Gyroscopic precession in the case of helicopter rotors is a result of aerodynamic effects, not the cause of them

Naval Air Training Command, Introduction to Helicopter Aerodynamics TH-57, page 4-5

406. PHASE LAG VERSUS GYROSCOPIC PRECESSION

The rotor system is not a gyro; however it sometimes behaves in a way that may be likened to a gyro. Just as an analogy is a comparison based on similarities in some respects between things that are otherwise dissimilar, phase lag in a non-rigid system can be compared to the effects of precession that occur in a rigidly mounted gyroscope. A gyro exhibits gyroscopic precession in response to an applied force, while the rotor system responds ‘similarly’ using the principle of phase lag discussed in the next section. The phenomenon of precession occurs in rigid rotating bodies that manifest an applied force 90 degrees after the application in the direction of rotation. The force is actually described as causing the rigid body to rotate as if acted upon by a different force 90 degrees later. Although precession is not a dominant force in rotary-wing aerodynamics, aviators must consider it because rotating rigid components may exhibit some of the characteristics of a gyro.
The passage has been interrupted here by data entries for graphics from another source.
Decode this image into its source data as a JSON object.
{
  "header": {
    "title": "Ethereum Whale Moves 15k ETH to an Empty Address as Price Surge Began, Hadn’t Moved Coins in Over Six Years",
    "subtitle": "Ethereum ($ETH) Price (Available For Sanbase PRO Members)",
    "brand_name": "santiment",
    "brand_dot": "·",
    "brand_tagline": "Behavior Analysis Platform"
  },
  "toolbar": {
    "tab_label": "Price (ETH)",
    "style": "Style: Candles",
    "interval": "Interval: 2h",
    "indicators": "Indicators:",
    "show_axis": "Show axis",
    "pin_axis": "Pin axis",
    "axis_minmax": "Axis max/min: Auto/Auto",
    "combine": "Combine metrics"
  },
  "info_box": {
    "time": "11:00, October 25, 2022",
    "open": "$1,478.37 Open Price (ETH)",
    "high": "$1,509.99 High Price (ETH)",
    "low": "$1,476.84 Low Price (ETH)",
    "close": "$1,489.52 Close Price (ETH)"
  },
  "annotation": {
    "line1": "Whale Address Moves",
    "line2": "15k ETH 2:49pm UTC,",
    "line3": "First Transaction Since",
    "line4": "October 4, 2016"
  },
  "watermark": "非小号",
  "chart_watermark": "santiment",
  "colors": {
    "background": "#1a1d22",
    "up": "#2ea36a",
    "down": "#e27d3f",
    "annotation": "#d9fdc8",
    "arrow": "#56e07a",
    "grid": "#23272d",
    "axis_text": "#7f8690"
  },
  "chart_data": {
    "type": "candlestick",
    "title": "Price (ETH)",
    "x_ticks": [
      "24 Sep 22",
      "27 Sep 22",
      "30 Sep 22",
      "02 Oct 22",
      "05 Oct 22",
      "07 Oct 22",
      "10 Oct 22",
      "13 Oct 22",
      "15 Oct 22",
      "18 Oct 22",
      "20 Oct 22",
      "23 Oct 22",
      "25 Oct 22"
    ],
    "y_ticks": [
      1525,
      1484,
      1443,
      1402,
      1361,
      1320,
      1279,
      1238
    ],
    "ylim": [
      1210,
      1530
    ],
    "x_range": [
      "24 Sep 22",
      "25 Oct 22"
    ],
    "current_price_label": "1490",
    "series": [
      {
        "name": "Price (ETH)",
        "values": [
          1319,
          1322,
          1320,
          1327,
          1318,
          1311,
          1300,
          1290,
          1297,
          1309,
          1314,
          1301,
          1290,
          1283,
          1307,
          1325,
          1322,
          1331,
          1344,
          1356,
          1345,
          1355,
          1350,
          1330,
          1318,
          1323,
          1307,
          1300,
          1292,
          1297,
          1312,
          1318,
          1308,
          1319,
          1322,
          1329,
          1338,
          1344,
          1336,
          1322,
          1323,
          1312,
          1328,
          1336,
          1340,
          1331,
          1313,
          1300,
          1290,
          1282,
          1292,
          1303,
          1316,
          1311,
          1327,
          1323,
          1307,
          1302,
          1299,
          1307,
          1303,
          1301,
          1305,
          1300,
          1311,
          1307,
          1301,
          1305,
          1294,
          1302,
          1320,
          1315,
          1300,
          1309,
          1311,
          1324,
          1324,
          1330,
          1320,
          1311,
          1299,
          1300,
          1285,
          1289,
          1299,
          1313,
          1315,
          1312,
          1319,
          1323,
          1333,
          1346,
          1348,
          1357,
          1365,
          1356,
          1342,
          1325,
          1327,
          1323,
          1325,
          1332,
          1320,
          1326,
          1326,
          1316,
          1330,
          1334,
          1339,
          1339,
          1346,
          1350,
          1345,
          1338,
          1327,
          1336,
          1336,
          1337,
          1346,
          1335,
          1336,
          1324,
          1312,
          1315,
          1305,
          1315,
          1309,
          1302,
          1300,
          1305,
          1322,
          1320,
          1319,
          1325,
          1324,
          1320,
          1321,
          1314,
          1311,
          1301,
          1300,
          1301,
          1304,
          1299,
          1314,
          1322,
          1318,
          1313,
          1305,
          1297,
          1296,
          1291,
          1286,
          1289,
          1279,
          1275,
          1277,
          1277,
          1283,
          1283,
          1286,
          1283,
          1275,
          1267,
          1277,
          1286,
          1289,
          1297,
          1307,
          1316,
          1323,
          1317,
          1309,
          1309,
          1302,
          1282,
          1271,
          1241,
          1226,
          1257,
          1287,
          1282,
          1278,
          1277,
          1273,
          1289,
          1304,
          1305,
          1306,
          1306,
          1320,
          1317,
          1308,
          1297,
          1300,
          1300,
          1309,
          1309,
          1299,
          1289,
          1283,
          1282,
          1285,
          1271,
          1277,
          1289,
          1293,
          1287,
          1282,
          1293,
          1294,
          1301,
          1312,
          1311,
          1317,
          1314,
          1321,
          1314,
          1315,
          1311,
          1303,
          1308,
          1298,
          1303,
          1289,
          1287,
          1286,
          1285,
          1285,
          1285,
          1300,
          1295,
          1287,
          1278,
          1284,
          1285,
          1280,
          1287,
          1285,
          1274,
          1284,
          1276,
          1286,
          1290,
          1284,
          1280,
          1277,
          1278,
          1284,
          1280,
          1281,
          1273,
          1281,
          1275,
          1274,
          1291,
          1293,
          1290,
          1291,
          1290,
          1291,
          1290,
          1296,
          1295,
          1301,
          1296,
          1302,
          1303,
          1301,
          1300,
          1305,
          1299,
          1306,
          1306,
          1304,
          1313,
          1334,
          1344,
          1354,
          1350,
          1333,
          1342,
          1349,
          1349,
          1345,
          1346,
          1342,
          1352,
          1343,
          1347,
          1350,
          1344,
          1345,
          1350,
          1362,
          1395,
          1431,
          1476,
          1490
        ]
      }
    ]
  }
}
Figure 4-2 illustrates the effects of phase lag on a typical rotor disk when force is applied at a given point. A downward force applied to the disk at point A results in maximum downward movement (displacement) of the disk at point B. The association of a rotor’s movement with phase lag and precession stems from similarity to the effects of a force on a gyro rather than its similarity to an actual gyro. Both a gyro and a rotor are circular systems and respond to applied forces somewhat similarly, but through completely separate mechanisms. However, numerous writings and pilots use the terms interchangeably even though they are not the same thing.